Vivendi : la vie n'est pas simple en Italie©Boursier.com

Boursier.com, publié le vendredi 20 novembre 2020 à 16h00

Les affaires ne sont décidément pas simples pour Vivendi en Italie. Quelques semaines après que la Cour de justice de l'Union européenne eut affirmé que la loi italienne imposant au groupe français de céder les deux tiers de sa participation de 29% dans Mediaset était contraire aux règles communautaires, Rome serait bel et bien en train de préparer une nouvelle loi pour ouvrir une enquête sur les participations de Vivendi dans le diffuseur transalpin et Telecom Italia, dont il est premier actionnaire avec 24% du capital.

Le ministre italien de l'Economie, Roberto Gualtieri, se serait ainsi entretenu par téléphone lundi avec Arnaud de Puyfontaine sur ce projet de loi susceptible de freiner l'activité du groupe français sur le marché italien, a déclaré à Reuters une source proche du dossier. L'Italie prépare cette loi pour permettre à l'organisme de surveillance des communications de mener une enquête de six mois sur les entreprises opérant à la fois dans les secteurs des télécommunications et des médias afin de déterminer si elles ne portent pas atteinte à la pluralité des médias.

Ce projet, en discussion au Parlement, "enfreint les principes de légalité et de sécurité juridique ainsi que (...) le droit à la propriété, qui sont tous protégés par le droit de l'UE et les conventions internationales", a écrit le président du directoire de Vivendi dans une lettre du 13 novembre adressée au président du Conseil italien, Giuseppe Conte, et aux ministres de l'Economie et de l'Industrie. Le groupe français s'est dit prêt à déposer une plainte officielle auprès de la Commission européenne, dans cette lettre consultée par Reuters.

Selon la source de l'agence, Roberto Gualtieri aurait néanmoins expliqué à Arnaud de Puyfontaine que le projet de loi était une mesure temporaire dans l'attente d'une nouvelle réglementation sur les médias. La conversation aurait été "amicale et constructive".

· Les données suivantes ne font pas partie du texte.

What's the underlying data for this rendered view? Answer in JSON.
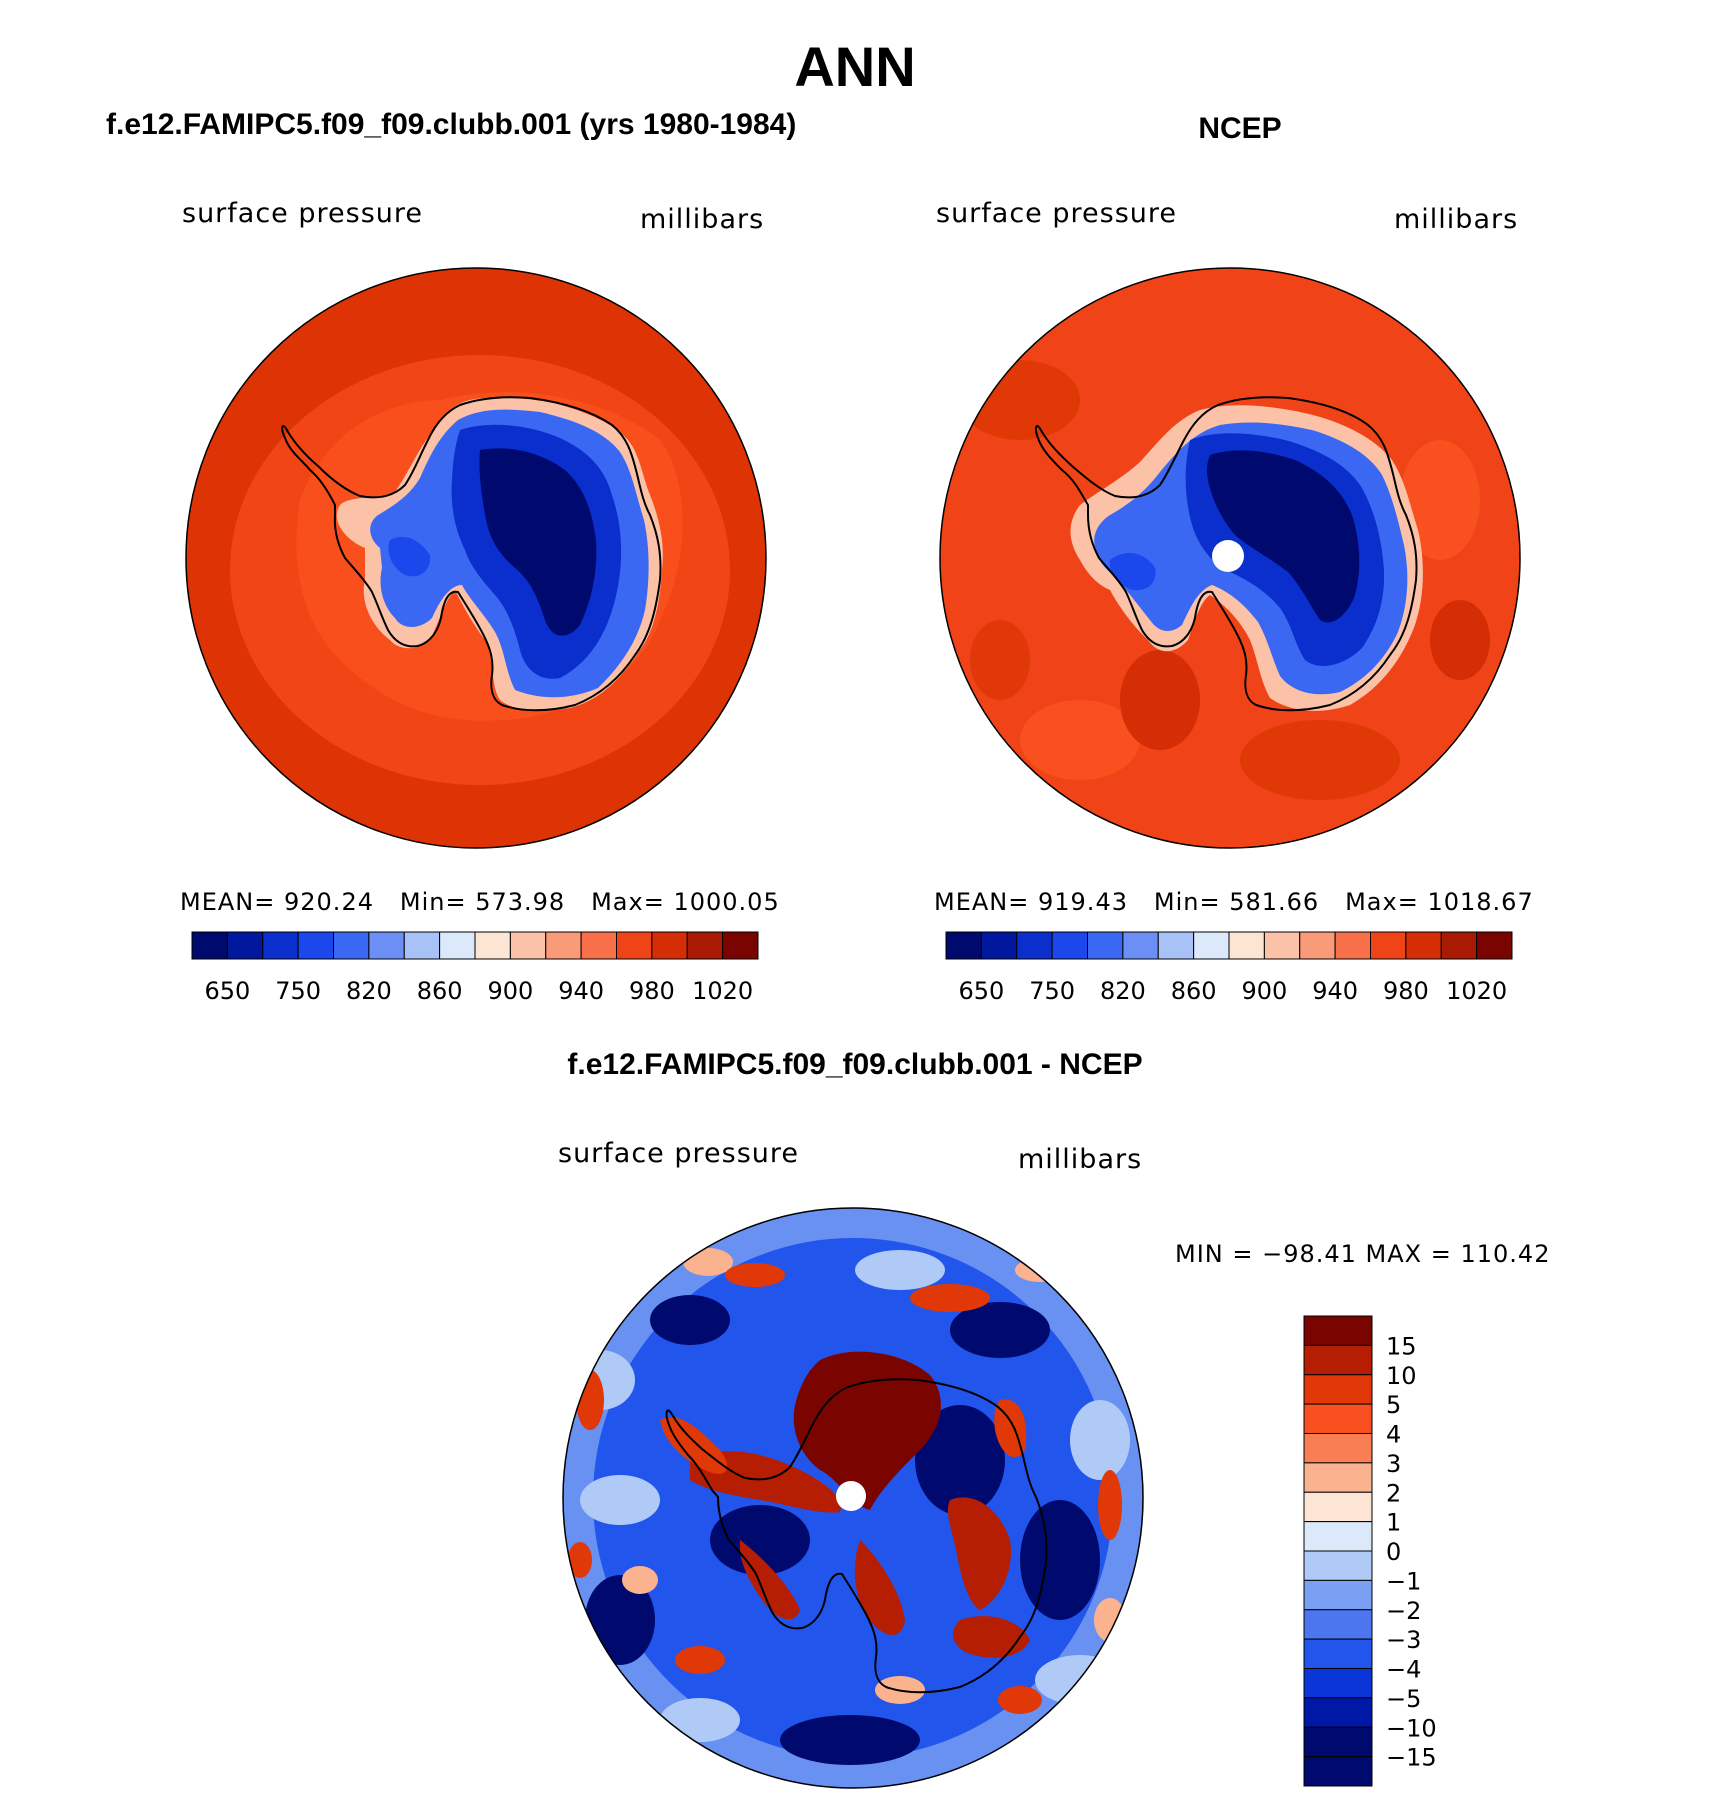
{
  "main_title": "ANN",
  "panels": [
    {
      "title": "f.e12.FAMIPC5.f09_f09.clubb.001 (yrs 1980-1984)",
      "left_label": "surface pressure",
      "right_label": "millibars",
      "stats": {
        "mean_label": "MEAN=",
        "mean": "920.24",
        "min_label": "Min=",
        "min": "573.98",
        "max_label": "Max=",
        "max": "1000.05"
      }
    },
    {
      "title": "NCEP",
      "left_label": "surface pressure",
      "right_label": "millibars",
      "stats": {
        "mean_label": "MEAN=",
        "mean": "919.43",
        "min_label": "Min=",
        "min": "581.66",
        "max_label": "Max=",
        "max": "1018.67"
      }
    },
    {
      "title": "f.e12.FAMIPC5.f09_f09.clubb.001 - NCEP",
      "left_label": "surface pressure",
      "right_label": "millibars",
      "minmax_text": "MIN = −98.41 MAX = 110.42"
    }
  ],
  "colorbar_abs": {
    "colors": [
      "#000a6e",
      "#00189e",
      "#0a2fcc",
      "#1a48ec",
      "#3b68f2",
      "#6b8ff5",
      "#a8c2f8",
      "#dbe9fb",
      "#fde5d6",
      "#fbc2a8",
      "#f99a78",
      "#f8704a",
      "#f04418",
      "#d52d06",
      "#a81a02",
      "#7a0500"
    ],
    "tick_labels": [
      "650",
      "750",
      "820",
      "860",
      "900",
      "940",
      "980",
      "1020"
    ]
  },
  "colorbar_diff": {
    "colors": [
      "#7a0500",
      "#b51e02",
      "#e03806",
      "#f8501e",
      "#f97e54",
      "#fbb28e",
      "#fde5d6",
      "#dbe9fb",
      "#b0caf8",
      "#7aa0f4",
      "#4c76f0",
      "#2255ec",
      "#0a36d8",
      "#0018a8",
      "#000a6e"
    ],
    "tick_labels": [
      "15",
      "10",
      "5",
      "4",
      "3",
      "2",
      "1",
      "0",
      "−1",
      "−2",
      "−3",
      "−4",
      "−5",
      "−10",
      "−15"
    ]
  },
  "colors": {
    "ocean_model": "#de3405",
    "ocean_ring": "#f8501e",
    "land_outline": "#000000"
  }
}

Mediaset et Vivendi se sont brouillés depuis que le groupe français a fait capoter en 2016 le projet censé aboutir au rachat des activités de télévision payante de Mediaset, détenu à hauteur de 29% par le groupe contrôlé par Vincent Bolloré. Les deux groupes sont également opposés dans le projet de Mediaset visant à créer un champion européen de la télévision via la fusion de ses activités en Italie et en Espagne au sein d'une même holding, MediaForEurope (MFE), basée aux Pays-Bas.